Art Taylor is a short story machine, except “machine” sounds much too mechanical for a guy whose writing so fluidly adapts to whatever creative idea comes into his head.
Take “Mrs. Marple and the Hit & Run,” for instance, the lead story in The Adventure of the Castle Thief—And Other Expeditions and Indiscretions (Taylor’s latest collection).
Well, first I am going to 100 percent guarantee you have never read a story like it. Second, it takes cojones to give your main character the name Virginia Marple in some sort of warped homage to Dame Agatha and then unspool seven nifty pages that suggest the mystery short story form is ever-malleable.
“Mrs. Marple and the Hit & Run” is a story in pieces. Picture a jigsaw puzzle, maybe, after you’ve put the edges together. Taylor gives us a sense that we are starting to read a straightforward short story. In fact, it starts with that business with the Marple name. It’s as if Taylor is saying, “I’ll play with the toys I want to.”
Our main character, Virginia, realizes that she should not have lashed out at her three bridge-club friends for comparing her to the “spinster detective” that is her namesake. That’s in part because, as the story starts, Virginia Marple finds herself “dressed head to toe in black, her frail joints aching as she squatted in the shadows of first one oak tree and then the next, her knobby fingers pressed against their hides.”
Taylor has us in the palm of his hand. And then the story morphs into a series of bullet points as our non-Marple Marple starts thinking through the case of a hit-and-run. Basically, the “action” of the story is our heroine stalking a house while thinking about all the clues in the hit-and-run while comparing and contrasting her own thoughts and actions to that of Miss Marple while thinking through everything she witnessed in the accident along with all the subsequent realizations and associated commentary. Phew. The story is one part pastiche, one part Picasso cubism. When was the last time you started reading a short story that morphed into a PowerPoint?
We go from the brisk opener to a 52-page adventure in the title story, about a group of creative writing students on a trip to an Irish castle. First, a scarf goes missing. And then other objects. And soon there is full on investigation into the series of unfortunate disappearances, mostly minor items at first. Professor Erwin Conroy and one of students are soon leading the charge on an investigation in a warm-hearted story with a rich cast of students in traditional, gentle whodunit.

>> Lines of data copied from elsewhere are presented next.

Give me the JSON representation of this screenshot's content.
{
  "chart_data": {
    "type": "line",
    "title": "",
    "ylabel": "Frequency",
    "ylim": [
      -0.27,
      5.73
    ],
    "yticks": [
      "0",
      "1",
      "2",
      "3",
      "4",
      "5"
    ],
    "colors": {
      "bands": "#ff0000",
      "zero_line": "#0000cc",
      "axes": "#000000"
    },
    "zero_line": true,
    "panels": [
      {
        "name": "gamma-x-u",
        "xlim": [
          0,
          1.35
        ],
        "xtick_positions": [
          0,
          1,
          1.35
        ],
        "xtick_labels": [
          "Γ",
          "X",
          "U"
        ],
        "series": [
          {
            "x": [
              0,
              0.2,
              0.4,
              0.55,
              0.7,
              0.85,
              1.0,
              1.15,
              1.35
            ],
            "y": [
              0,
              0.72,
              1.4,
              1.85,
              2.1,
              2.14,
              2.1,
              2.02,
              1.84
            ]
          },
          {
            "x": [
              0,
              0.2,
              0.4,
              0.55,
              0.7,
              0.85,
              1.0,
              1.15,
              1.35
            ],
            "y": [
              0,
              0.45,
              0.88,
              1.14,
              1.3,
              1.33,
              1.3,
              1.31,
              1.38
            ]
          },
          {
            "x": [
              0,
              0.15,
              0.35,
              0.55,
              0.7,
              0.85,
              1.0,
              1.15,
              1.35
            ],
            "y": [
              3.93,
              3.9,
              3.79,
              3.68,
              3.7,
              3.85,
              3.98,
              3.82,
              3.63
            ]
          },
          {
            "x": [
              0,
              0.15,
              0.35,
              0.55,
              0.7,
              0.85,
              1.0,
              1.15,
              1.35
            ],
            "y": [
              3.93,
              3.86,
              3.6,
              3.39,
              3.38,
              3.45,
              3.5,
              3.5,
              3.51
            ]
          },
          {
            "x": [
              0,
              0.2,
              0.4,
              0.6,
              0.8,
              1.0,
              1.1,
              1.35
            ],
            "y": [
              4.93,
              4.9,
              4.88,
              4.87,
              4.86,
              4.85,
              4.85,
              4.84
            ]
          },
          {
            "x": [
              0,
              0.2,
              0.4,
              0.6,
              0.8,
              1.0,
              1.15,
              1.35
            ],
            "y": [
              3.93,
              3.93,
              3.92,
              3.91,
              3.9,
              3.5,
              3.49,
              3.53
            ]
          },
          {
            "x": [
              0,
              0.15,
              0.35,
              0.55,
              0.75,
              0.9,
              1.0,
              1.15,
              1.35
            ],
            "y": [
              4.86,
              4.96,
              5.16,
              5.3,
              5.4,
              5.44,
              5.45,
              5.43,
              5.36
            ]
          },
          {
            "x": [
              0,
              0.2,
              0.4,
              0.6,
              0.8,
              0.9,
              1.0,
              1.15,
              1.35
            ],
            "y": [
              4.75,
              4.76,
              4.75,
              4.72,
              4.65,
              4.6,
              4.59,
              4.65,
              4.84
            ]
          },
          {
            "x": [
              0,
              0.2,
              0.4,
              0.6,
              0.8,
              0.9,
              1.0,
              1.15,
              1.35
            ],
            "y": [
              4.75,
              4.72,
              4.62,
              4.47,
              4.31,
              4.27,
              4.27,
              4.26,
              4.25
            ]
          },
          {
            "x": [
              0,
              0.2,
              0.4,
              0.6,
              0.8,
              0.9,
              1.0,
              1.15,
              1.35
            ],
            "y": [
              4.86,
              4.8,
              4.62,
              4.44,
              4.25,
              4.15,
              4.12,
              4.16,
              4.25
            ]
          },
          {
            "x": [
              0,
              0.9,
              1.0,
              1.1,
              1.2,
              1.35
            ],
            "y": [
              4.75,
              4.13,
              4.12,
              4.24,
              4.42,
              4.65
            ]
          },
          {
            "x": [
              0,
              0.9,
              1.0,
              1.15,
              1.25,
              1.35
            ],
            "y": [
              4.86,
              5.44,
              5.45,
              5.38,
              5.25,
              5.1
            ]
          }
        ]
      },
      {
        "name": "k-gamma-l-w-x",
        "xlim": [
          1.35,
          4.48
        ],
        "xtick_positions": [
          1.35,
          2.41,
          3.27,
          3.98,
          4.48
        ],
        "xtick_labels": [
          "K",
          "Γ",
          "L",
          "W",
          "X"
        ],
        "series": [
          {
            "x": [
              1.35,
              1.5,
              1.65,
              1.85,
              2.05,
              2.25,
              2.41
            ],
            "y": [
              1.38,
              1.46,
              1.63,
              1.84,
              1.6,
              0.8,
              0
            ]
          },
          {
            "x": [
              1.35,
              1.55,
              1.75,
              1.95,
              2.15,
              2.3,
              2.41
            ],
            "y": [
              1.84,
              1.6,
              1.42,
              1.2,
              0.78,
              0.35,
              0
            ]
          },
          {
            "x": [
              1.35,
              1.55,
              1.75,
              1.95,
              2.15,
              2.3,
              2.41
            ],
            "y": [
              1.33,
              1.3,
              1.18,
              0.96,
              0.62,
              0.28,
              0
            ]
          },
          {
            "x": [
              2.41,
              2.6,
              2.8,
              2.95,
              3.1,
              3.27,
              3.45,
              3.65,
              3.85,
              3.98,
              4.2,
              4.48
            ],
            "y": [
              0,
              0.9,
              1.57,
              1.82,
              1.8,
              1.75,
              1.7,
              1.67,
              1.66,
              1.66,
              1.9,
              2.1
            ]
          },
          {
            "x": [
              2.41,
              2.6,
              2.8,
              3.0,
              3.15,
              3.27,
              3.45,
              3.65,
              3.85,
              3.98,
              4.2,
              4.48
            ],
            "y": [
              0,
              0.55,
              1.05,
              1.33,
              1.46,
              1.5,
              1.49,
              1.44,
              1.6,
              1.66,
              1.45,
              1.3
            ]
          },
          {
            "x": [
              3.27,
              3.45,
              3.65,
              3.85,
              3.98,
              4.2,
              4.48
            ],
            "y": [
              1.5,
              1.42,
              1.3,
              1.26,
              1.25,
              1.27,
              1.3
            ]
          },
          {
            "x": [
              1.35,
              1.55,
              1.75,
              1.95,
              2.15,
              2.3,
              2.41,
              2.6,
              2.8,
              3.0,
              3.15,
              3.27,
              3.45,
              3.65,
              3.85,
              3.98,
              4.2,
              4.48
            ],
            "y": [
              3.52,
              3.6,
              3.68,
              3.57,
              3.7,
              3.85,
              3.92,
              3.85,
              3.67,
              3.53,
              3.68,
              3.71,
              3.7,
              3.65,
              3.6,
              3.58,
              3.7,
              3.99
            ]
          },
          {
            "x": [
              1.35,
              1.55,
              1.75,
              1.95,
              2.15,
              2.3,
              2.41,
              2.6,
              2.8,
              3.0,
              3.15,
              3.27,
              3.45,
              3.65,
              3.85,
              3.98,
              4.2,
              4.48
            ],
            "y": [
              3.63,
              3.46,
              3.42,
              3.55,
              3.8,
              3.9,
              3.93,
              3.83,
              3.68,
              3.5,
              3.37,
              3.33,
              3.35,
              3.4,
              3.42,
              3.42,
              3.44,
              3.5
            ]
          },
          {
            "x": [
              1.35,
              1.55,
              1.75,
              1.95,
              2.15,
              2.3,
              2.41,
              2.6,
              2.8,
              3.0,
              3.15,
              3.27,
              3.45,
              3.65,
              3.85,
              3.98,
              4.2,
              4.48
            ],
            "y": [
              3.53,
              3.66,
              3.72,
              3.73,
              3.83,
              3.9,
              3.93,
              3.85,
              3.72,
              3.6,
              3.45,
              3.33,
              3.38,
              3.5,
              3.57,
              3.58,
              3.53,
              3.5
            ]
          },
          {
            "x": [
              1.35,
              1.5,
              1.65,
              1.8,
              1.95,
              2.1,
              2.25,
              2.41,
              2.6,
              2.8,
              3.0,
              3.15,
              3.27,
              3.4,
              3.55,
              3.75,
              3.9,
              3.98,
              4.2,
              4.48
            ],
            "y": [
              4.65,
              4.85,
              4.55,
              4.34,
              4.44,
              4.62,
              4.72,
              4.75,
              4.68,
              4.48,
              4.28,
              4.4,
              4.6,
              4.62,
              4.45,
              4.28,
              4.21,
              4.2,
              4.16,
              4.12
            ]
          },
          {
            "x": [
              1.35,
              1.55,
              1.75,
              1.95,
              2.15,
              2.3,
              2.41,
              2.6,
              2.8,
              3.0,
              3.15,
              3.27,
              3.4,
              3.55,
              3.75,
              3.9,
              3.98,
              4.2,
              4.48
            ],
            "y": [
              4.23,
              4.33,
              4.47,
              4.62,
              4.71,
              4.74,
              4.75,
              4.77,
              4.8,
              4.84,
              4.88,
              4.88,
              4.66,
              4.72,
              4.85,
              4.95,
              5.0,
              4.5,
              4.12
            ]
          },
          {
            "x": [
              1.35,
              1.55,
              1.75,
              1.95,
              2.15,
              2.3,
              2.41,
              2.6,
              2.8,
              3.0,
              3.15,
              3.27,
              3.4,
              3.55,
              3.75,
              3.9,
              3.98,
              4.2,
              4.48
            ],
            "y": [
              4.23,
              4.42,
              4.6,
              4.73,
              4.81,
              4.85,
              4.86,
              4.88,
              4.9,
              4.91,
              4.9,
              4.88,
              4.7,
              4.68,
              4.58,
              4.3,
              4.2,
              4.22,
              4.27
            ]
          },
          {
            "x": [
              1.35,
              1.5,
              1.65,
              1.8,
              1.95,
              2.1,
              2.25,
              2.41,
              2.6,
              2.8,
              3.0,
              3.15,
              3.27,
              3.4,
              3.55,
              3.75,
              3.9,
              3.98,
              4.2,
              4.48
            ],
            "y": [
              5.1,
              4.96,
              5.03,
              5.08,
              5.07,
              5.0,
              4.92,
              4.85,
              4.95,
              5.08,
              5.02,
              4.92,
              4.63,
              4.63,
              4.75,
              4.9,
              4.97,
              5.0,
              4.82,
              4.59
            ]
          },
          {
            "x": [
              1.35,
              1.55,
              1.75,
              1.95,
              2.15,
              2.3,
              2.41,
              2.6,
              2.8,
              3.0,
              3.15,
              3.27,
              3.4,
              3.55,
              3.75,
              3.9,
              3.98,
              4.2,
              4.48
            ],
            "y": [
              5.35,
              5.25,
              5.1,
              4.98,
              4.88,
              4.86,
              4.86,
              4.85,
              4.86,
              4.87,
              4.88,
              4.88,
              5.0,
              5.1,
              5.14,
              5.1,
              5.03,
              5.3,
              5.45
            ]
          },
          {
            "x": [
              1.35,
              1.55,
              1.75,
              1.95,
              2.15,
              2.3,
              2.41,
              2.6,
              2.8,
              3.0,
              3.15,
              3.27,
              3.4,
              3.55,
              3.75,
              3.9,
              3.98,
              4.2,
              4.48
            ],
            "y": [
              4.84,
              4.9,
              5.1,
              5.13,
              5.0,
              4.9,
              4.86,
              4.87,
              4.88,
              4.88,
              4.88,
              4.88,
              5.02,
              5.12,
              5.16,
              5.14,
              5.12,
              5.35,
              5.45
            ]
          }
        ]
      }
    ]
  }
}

Love Me or Leave Me: A Fugue in G-Minor takes us back to Taylor’s inventive side. The story has four sections. Given it’s Taylor, that word ‘fugue’ should scare you. You know he’s going to play. Each section has a different point of view. And each section includes a different style of storytelling. The last section is entirely text messages. The story chases itself around, new voices building from what appears to be a modest opening, that of our guy Garrett trying to identify a strange noise in his house during the “woozy awakening” of the early dawn hours. Garrett is in a relationship with Tess, who doesn’t hear what Garrett hears. Which of course might have a load of implications for the whole relationship, giving Garrett pause when he thinks about how others view them.
“Garrett could see what they might look like from the side, from a distance—the happy couple at breakfast, chatting start of the day, him leaning forward, her leaning back. But seeing them like that, they seemed like strangers to him—the way you get so used to someone that you don’t notice them really, or yourself either. The same way you say a familiar word over and over until suddenly it’s just sound—and a sound you don’t recognize. Or stare at something ordinary until your focus blurs. And those things didn’t seem true anymore.”
“Locked Out” feels like a story that could happen to anyone, one of the most moments when you could lean in and help. Interfere. Interrupt. Or walk on by. “Locked Out,” briskly told, teeters on darkness.
“Blue Plate Special” delves into the supernatural with a detective called to investigate extra-long visits to the men’s room in an unnamed hotel in an unnamed city. As both hotel manager cautions our detective, it’s not what you think. In fact, there’s something peculiar in the fixtures above the sinks.
“Looking up, I saw now that the mirror above it had begun to fog a little, like someone was breathing on it or like the bathroom itself had suddenly heated up, a burst of humidity from a hot faucet maybe except that the faucet wasn’t on. I stood up to wipe it clean and saw then that it wasn’t fog but frost really, icy tendrils of it thickening at the edge of the glass.”
Taylor’s chosen title for this story isn’t bad, but probably because “Through The Looking Glass,” might have been too on the nose.
Watch the unstable Shayla evaluate the state of her relationships in “All Tomorrow’s Parties” or go with Cheryl and her unnamed boyfriend in “The White Rose of Memphis” as they not only stay in a hotel where a creepy murder occurred way back when, they also partake in a reenactment that includes both funny and worrisome moments before heading off, as good stories are wont to do, in a fine twist.